Now if you listen to the music Spielberg uses in his movies you’ll notice it is something very specific. The music is chosen very carefully. John Williams, the most famous composer of movie music of our days, has worked with Steven Spielberg on each of his films except The Color Purple. His main themes for the Indiana Jones series, Jurassic ParkE.T the Extra-TerrestrialClose Encounters of the Third Kind and Jaws are some of the most memorable of the post-Hollywood blockbuster era (not to mention the Star Wars and Harry Potter films).

There are a lot of other elements you can find in Steven Spielberg’s movies but if you find those elements in a movie, you can be almost sure you’re watching a Spielberg movie.

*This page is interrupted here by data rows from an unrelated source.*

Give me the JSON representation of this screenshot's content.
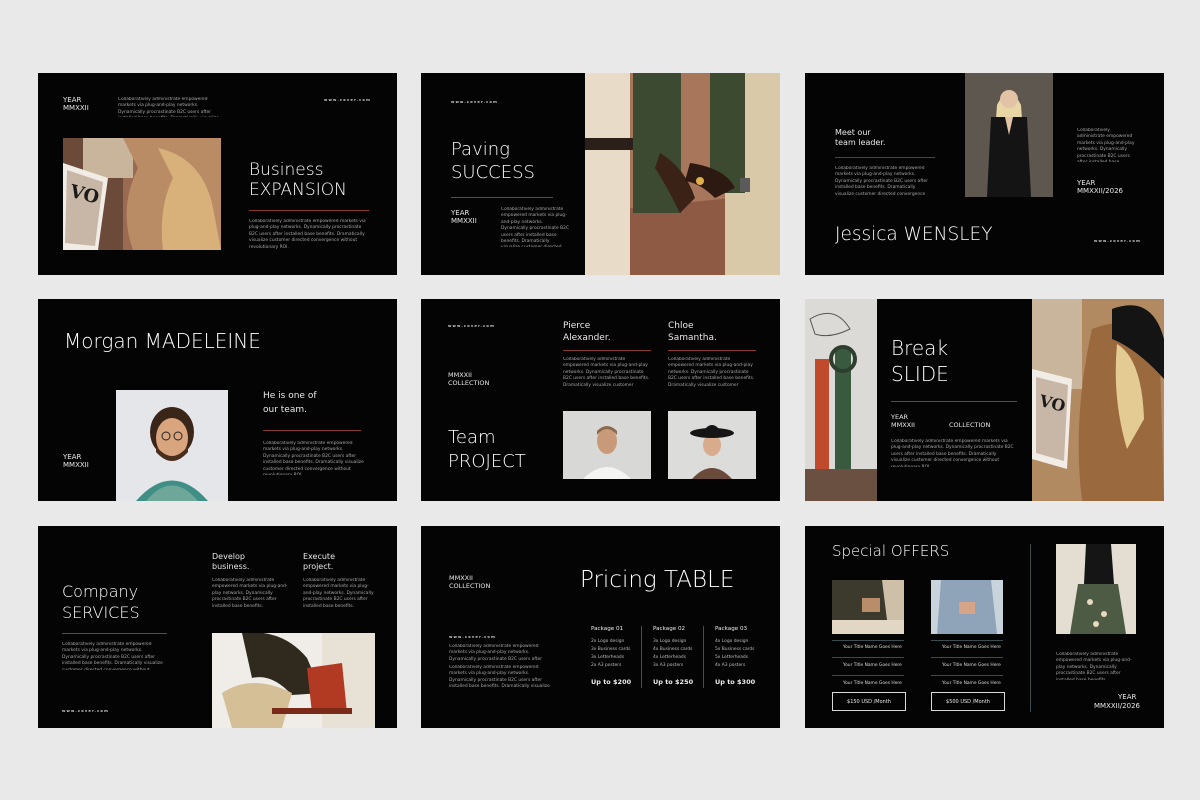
{
  "url_mark": "www.cover.com",
  "body_text": "Collaboratively administrate empowered markets via plug-and-play networks. Dynamically procrastinate B2C users after installed base benefits. Dramatically visualize customer directed convergence without revolutionary ROI.",
  "s1": {
    "year": "YEAR",
    "year_code": "MMXXII",
    "title_line1": "Business",
    "title_line2": "EXPANSION"
  },
  "s2": {
    "title_line1": "Paving",
    "title_line2": "SUCCESS",
    "year": "YEAR",
    "year_code": "MMXXII"
  },
  "s3": {
    "meet_line1": "Meet our",
    "meet_line2": "team leader.",
    "year": "YEAR",
    "year_range": "MMXXII/2026",
    "name": "Jessica WENSLEY"
  },
  "s4": {
    "name": "Morgan MADELEINE",
    "tag_line1": "He is one of",
    "tag_line2": "our team.",
    "year": "YEAR",
    "year_code": "MMXXII"
  },
  "s5": {
    "collection_line1": "MMXXII",
    "collection_line2": "COLLECTION",
    "member1_line1": "Pierce",
    "member1_line2": "Alexander.",
    "member2_line1": "Chloe",
    "member2_line2": "Samantha.",
    "title_line1": "Team",
    "title_line2": "PROJECT"
  },
  "s6": {
    "title_line1": "Break",
    "title_line2": "SLIDE",
    "year": "YEAR",
    "year_code": "MMXXII",
    "collection": "COLLECTION"
  },
  "s7": {
    "title_line1": "Company",
    "title_line2": "SERVICES",
    "col1_line1": "Develop",
    "col1_line2": "business.",
    "col2_line1": "Execute",
    "col2_line2": "project."
  },
  "s8": {
    "collection_line1": "MMXXII",
    "collection_line2": "COLLECTION",
    "title": "Pricing TABLE",
    "packages": [
      {
        "name": "Package 01",
        "items": [
          "2x Logo design",
          "3x Business cards",
          "3x Letterheads",
          "2x A3 posters"
        ],
        "price": "Up to $200"
      },
      {
        "name": "Package 02",
        "items": [
          "3x Logo design",
          "4x Business cards",
          "4x Letterheads",
          "3x A3 posters"
        ],
        "price": "Up to $250"
      },
      {
        "name": "Package 03",
        "items": [
          "4x Logo design",
          "5x Business cards",
          "5x Letterheads",
          "4x A3 posters"
        ],
        "price": "Up to $300"
      }
    ]
  },
  "s9": {
    "title": "Special OFFERS",
    "offer1": {
      "line": "Your Title Name Goes Here",
      "price": "$150 USD /Month"
    },
    "offer2": {
      "line": "Your Title Name Goes Here",
      "price": "$500 USD /Month"
    },
    "year": "YEAR",
    "year_range": "MMXXII/2026"
  },
  "colors": {
    "background": "#e9e9e9",
    "slide": "#040404",
    "accent_rule": "#8a3a28",
    "muted_rule": "#3b4b4e"
  },
  "icons": [
    "magazine-photo",
    "handshake-photo",
    "portrait-photo"
  ]
}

Spielberg is also very influenced by classic movies, the “black and white movies”. He thinks it is very important to watch movies from the old days, “the black-and-white days” as he calls them from the 30s and 40s. It is important to him, he thinks only studying the movies from the 1970s isn’t a lot because all those movies learnt from “the masters of the 30s and 40s and 50s,” and those movies probably learnt from “the silent movie masters so we’re all handing influences down and inspiring from generation to generation,” he once said in an interview. He also said: “I kind of am a little bit sad a lot of the young people today kind of have a cut-off point for their own personal influences and that’s like they don’t know a lot about the pictures in the pre 60s.”

Now let me tell you about the last movie Spielberg directed, his last blockboster: Ready Player One. The movie is actually an adaptation of Ernest Cline’s novel of the same name. The movie is screenwritten by Ernest Cline and Zak Penn (who co-wrote X-Men: The Last Stand). It is a science fiction movie which takes place in a dystopian world in 2045. Everyone is poor and everyone lives in a virtual reality entertainment universe: the OASIS. In the OASIS you can be whoever you want, and you can do whatever you want. There is a money in the OASIS different from real money so anyone can be rich in virtual reality but poor in actual reality. This is why people love the OASIS so much: you just need to put your virtual glasses on to forget about all your problems. The Oasis was created by James Halliday, a crazy scientist. When Halliday died, a pre-recorded message left by his avatar announces a game: there are keys hidden in the OASIS that permit you to find the Golden Easter Egg. Whoever finds the Golden Easter Egg becomes the owner of the OASIS. That gives the right to that person to either update new games in the OASIS or to close the OASIS. They can do whatever they want with the OASIS, the winner gets a complete control on it, which also means a complete control on the future.

If you are interested in this movie, this is the link of the trailer: https://www.youtube.com/watch?v=cSp1dM2Vj48

As a fan of pop culture the director got inspired by it and we can actually find many references to pop culture in the movie. For example: King Kong, the DeLorean from Back to the Future, the gates from Jurassic Park, the logo of Elliott wheeling E.T. in front of the moon, the Dark Knight from Batman, Harley Quinn and the Joker, The Iron GiantMad Max, Minecraft, Pac-Man, Rubik’s Cube, The Shinning, etc. The list is very, very long and pop culture is also a specific aspect that comes back in a lot of his movies.

As a conclusion, we can say that Steven Spielberg always succeeds in making us laugh or cry, to scare us and to amaze us in each of his movies.